« Nous appelons à la libération des défenseurs des droits humains injustement détenus en Égypte »
Cette tribune publiée par Le Monde, AFP, France 24, Al Jazeera, et regroupant la signature d’un collectif de 66 député.e.s et eurodéputé.e.s français.e.s appelle à la libération de Ramy Shaath et des défenseurs des droits humains détenus arbitrairement en Égypte.
Tribune. Le 25 janvier 2011, les Égyptiens descendaient dans les rues pour demander pain, liberté et justice sociale. Neuf ans après, le constat est sans équivoque : le changement qu’ils réclamaient ne s’est pas produit.

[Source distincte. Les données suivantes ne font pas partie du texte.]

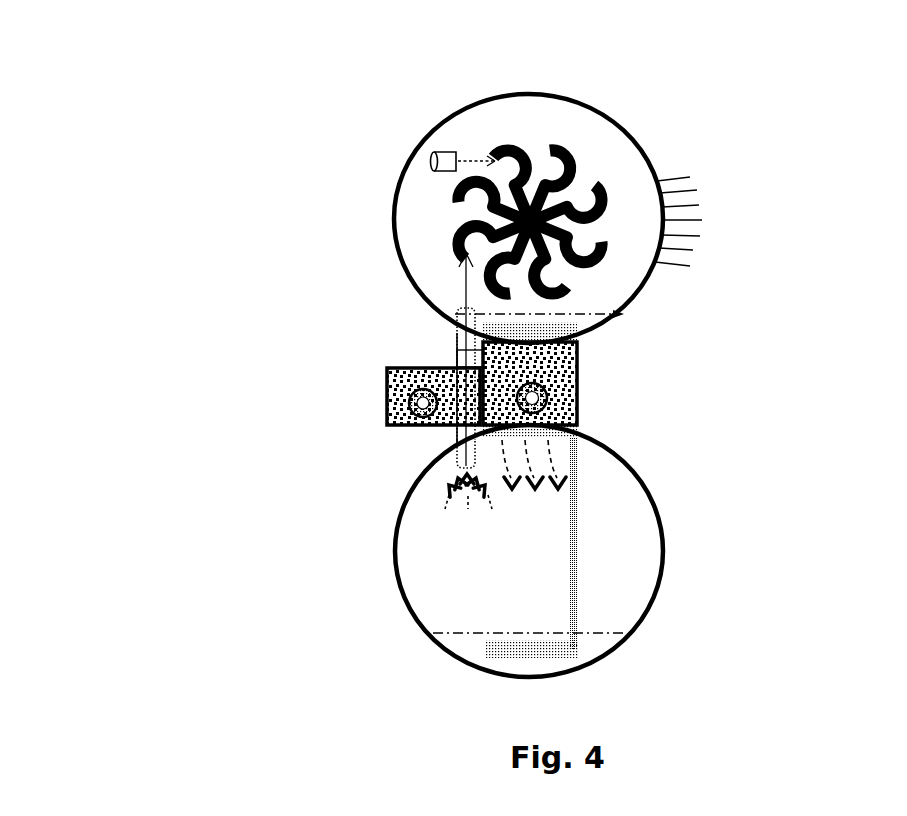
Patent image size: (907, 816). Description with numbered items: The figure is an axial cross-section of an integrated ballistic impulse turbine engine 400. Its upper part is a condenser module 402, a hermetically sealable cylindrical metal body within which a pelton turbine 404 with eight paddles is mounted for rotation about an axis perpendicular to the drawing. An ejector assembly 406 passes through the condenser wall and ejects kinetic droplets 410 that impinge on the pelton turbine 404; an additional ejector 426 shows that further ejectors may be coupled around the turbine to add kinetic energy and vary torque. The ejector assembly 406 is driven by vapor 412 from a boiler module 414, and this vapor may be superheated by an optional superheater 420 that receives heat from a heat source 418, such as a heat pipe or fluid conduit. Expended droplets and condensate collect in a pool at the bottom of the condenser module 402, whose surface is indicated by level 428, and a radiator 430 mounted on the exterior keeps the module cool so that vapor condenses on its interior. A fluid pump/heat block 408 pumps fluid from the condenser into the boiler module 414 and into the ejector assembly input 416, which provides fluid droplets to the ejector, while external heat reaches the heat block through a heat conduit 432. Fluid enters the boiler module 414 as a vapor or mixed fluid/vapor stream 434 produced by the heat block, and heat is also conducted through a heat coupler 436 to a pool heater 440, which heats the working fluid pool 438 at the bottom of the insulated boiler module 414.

The integrated ballistic impulse turbine engine 400 is at (272, 108).
The condenser module 402 is at (456, 97).
The pelton turbine 404 is at (595, 157).
The ejector assembly 406 is at (457, 340).
The fluid pump/heat block 408 is at (577, 378).
The kinetic droplets 410 is at (462, 278).
The vapor 412 is at (445, 498).
The boiler module 414 is at (396, 571).
The ejector assembly input 416 is at (455, 453).
The heat source 418 is at (388, 403).
The superheater 420 is at (388, 386).
The ejector 426 is at (430, 158).
The level 428 is at (628, 313).
The radiator 430 is at (716, 228).
The heat conduit 432 is at (548, 398).
The vapor or mixed fluid/vapor stream 434 is at (552, 458).
The heat coupler 436 is at (598, 547).
The working fluid pool 438 is at (447, 640).
The pool heater 440 is at (577, 650).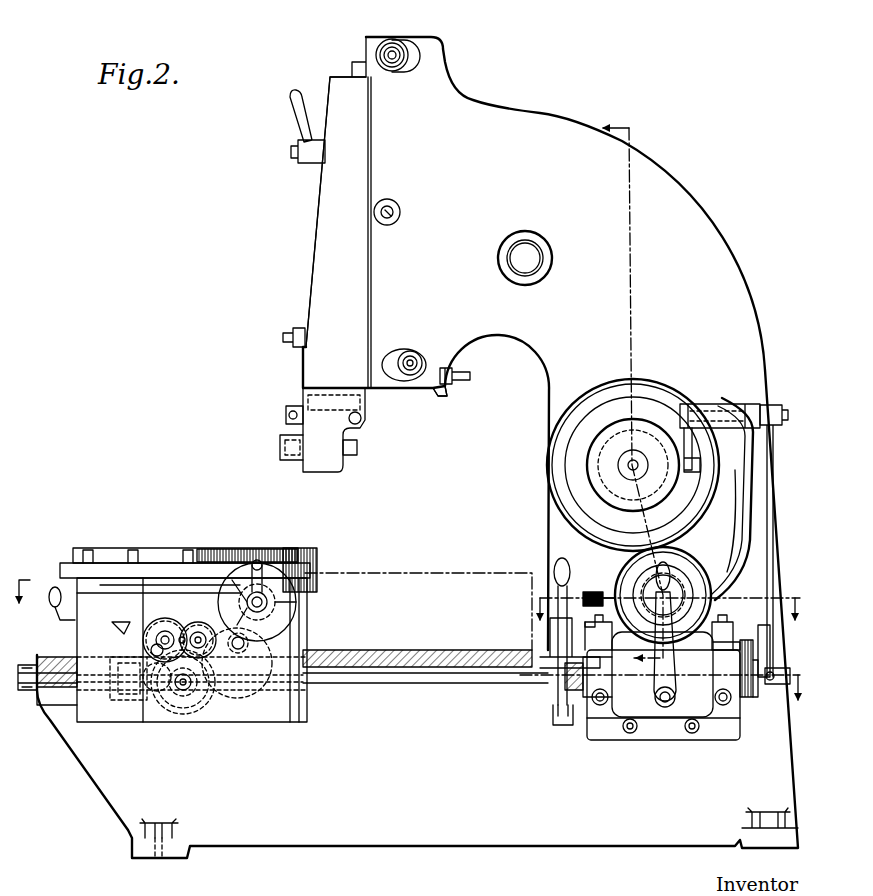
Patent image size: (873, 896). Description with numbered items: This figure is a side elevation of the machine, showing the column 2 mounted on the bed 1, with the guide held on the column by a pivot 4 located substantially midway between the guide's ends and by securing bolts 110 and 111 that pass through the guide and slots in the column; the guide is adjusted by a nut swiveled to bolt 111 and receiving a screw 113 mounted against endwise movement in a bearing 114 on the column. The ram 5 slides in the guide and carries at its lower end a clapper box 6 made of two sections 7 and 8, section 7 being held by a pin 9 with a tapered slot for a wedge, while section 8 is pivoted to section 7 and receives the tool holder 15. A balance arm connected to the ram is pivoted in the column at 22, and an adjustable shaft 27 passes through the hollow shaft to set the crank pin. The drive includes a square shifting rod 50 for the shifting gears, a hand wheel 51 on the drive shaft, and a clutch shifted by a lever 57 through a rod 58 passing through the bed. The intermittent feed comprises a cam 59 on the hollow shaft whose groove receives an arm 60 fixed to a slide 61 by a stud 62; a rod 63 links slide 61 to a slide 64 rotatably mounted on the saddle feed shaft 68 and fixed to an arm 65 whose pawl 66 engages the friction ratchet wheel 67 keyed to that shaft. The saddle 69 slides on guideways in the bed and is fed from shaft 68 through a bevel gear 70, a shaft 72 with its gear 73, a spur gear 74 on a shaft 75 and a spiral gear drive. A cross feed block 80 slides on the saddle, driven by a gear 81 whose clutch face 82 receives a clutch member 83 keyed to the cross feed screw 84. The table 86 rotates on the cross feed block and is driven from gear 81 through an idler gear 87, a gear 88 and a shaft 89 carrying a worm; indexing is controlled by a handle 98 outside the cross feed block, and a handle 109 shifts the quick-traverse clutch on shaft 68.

The bed 1 is at (313, 846).
The column 2 is at (702, 227).
The pivot 4 is at (400, 211).
The ram 5 is at (318, 288).
The clapper box 6 is at (362, 428).
The section 7 is at (364, 410).
The section 8 is at (345, 462).
The pin 9 is at (668, 620).
The tool holder 15 is at (292, 464).
The pivot 22 is at (527, 272).
The adjustable shaft 27 is at (631, 470).
The shifting rod 50 is at (616, 595).
The hand wheel 51 is at (688, 560).
The lever 57 is at (560, 566).
The rod 58 is at (566, 722).
The cam 59 is at (678, 482).
The arm 60 is at (694, 460).
The slide 61 is at (768, 404).
The stud 62 is at (715, 404).
The rod 63 is at (750, 512).
The slide 64 is at (764, 686).
The arm 65 is at (748, 640).
The pawl 66 is at (730, 646).
The friction ratchet wheel 67 is at (754, 706).
The saddle feed shaft 68 is at (446, 686).
The saddle 69 is at (303, 646).
The bevel gear 70 is at (150, 690).
The shaft 72 is at (183, 714).
The gear 73 is at (175, 715).
The spur gear 74 is at (163, 630).
The shaft 75 is at (152, 649).
The cross feed block 80 is at (307, 626).
The gear 81 is at (190, 632).
The clutch face 82 is at (200, 630).
The clutch member 83 is at (205, 648).
The cross feed screw 84 is at (178, 659).
The table 86 is at (318, 572).
The idler gear 87 is at (245, 668).
The gear 88 is at (300, 593).
The shaft 89 is at (260, 600).
The handle 98 is at (60, 620).
The handle 109 is at (662, 696).
The securing bolt 110 is at (396, 46).
The securing bolt 111 is at (430, 347).
The screw 113 is at (470, 376).
The bearing 114 is at (445, 392).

Pire, nous assistons même à un durcissement sans précédent de la répression qui s’exerce aujourd’hui à l’égard de la société civile, des défenseurs des droits humains, des militants politiques, avocats et journalistes. Neuf ans après, ceux qui ont porté la révolution égyptienne ont été emprisonnés par milliers, à l’image d’Alaa Abdel Fattah, Ziad El-Eleimy, Mahienour El-Massry, Haytham Mohamadeen, Mohamed El-Qassas ou encore Ramy Shaath.
Cofondateur et ancien secrétaire général par intérim du parti égyptien Al-Destour en 2012, ce dernier est une figure de la révolution égyptienne de 2011. Il est aussi le cofondateur du mouvement BDS [Boycott, désinvestissement, sanctions] en Egypte. Harcelé depuis de nombreuses années par les autorités, il est arrêté le 5 juillet 2019 par les forces de l’ordre à son domicile. Il ne réapparaîtra que trente-six heures plus tard devant le parquet de la Sûreté de l’Etat, sans avoir pu contacter son avocat ou sa famille.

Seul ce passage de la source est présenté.